The frame for the protective covering is a patented aluminum that allows for ventilation to remove the moisture, he said. Many churches are also replacing the wood frames at the same time as replacing the protective covering for little extra cost.

A normal stained-glass window has a life of about 100 years at which point, the lead may need to be replaced.

The company has done a lot of work in Indiana but has also worked all over the country.

“When I drove through Liberty last Sunday it looked familiar but I can’t remember working there,” Dieter said. “We have done jobs in Muncie and Fort Wayne, and were doing a job there until it got too cold.”

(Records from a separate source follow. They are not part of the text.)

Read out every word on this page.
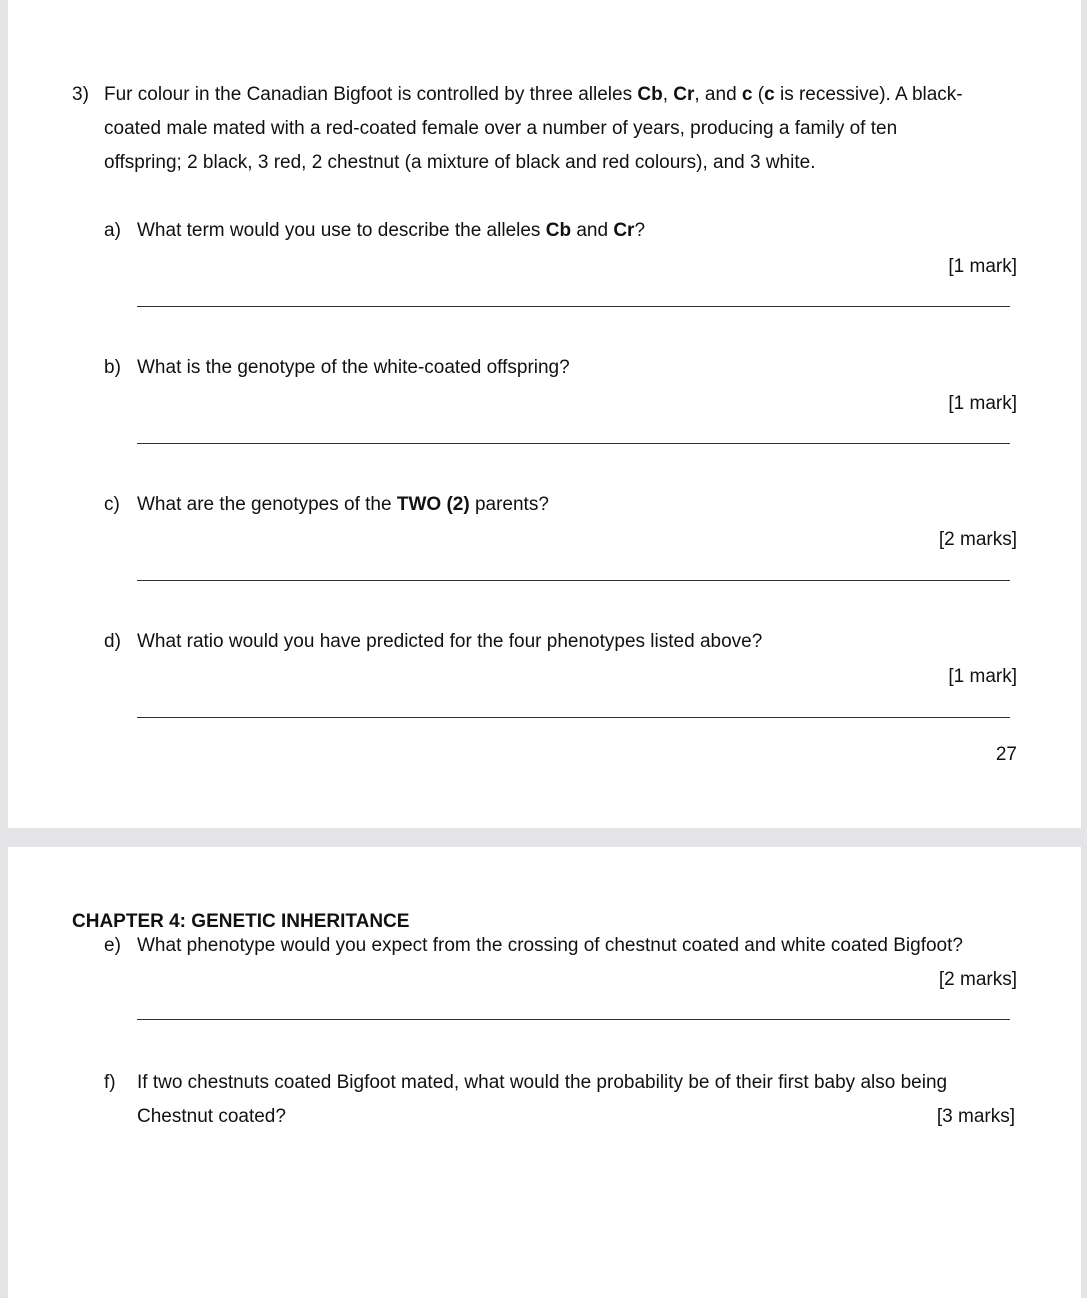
3) Fur colour in the Canadian Bigfoot is controlled by three alleles Cb, Cr, and c (c is recessive). A black-
coated male mated with a red-coated female over a number of years, producing a family of ten
offspring; 2 black, 3 red, 2 chestnut (a mixture of black and red colours), and 3 white.
a) What term would you use to describe the alleles Cb and Cr?
[1 mark]
b) What is the genotype of the white-coated offspring?
[1 mark]
c) What are the genotypes of the TWO (2) parents?
[2 marks]
d) What ratio would you have predicted for the four phenotypes listed above?
[1 mark]
27
CHAPTER 4: GENETIC INHERITANCE
e) What phenotype would you expect from the crossing of chestnut coated and white coated Bigfoot?
[2 marks]
f) If two chestnuts coated Bigfoot mated, what would the probability be of their first baby also being
Chestnut coated?	[3 marks]
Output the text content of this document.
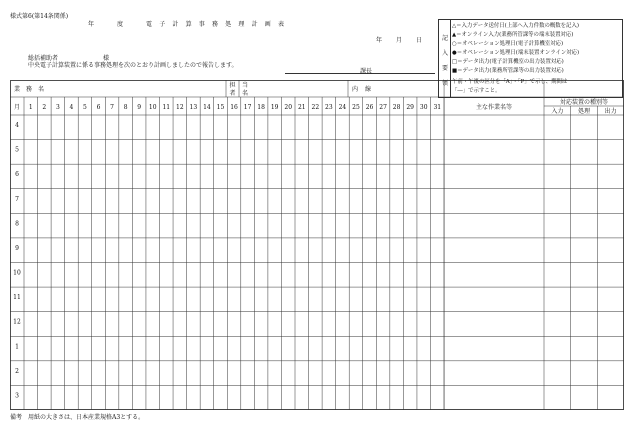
様式第6(第14条関係)
年	度	電子計算事務処理計画表
年 月 日
総括補助者	様
中央電子計算装置に係る事務処理を次のとおり計画しましたので報告します。
課長
記
入
要
領
△＝入力データ送付日(上部へ入力件数の概数を記入)
▲＝オンライン入力(業務所管課等の端末装置対応)
○＝オペレーション処理日(電子計算機室対応)
●＝オペレーション処理日(端末装置オンライン対応)
□＝データ出力(電子計算機室の出力装置対応)
■＝データ出力(業務所管課等の出力装置対応)
午前・午後の区分を「A」・「P」で示し、期間は
「―」で示すこと。
業 務 名
担 当
者 名
内 線
月 1 2 3 4 5 6 7 8 9 10 11 12 13 14 15 16 17 18 19 20 21 22 23 24 25 26 27 28 29 30 31	主な作業名等
対応装置の種別等
入力 処理 出力
4
5
6
7
8
9
10
11
12
1
2
3
備考　用紙の大きさは、日本産業規格A3とする。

An examination of the west and north stained-glass windows will determine if work is needed to secure them for the future, Powell said.

The window on the north, depicting Jesus and the woman at the well as described in John 4, is an unusual design.

Dieter said there are several churches with Christ knocking on the door, Christ in the temple, holding a lamb or at the nativity, but not with the woman.

“That woman at the well is not a typical design,” he said. “You see other parts of his life but why that? One woman suggested that it might be this church believed woman could be pastors.”

“We take it for granted,” Powell said. “I was baptized here at maybe 8 or 9 years old and I’ve taken it for granted but come to find out from someone that works with churches every day, it’s quite unique.”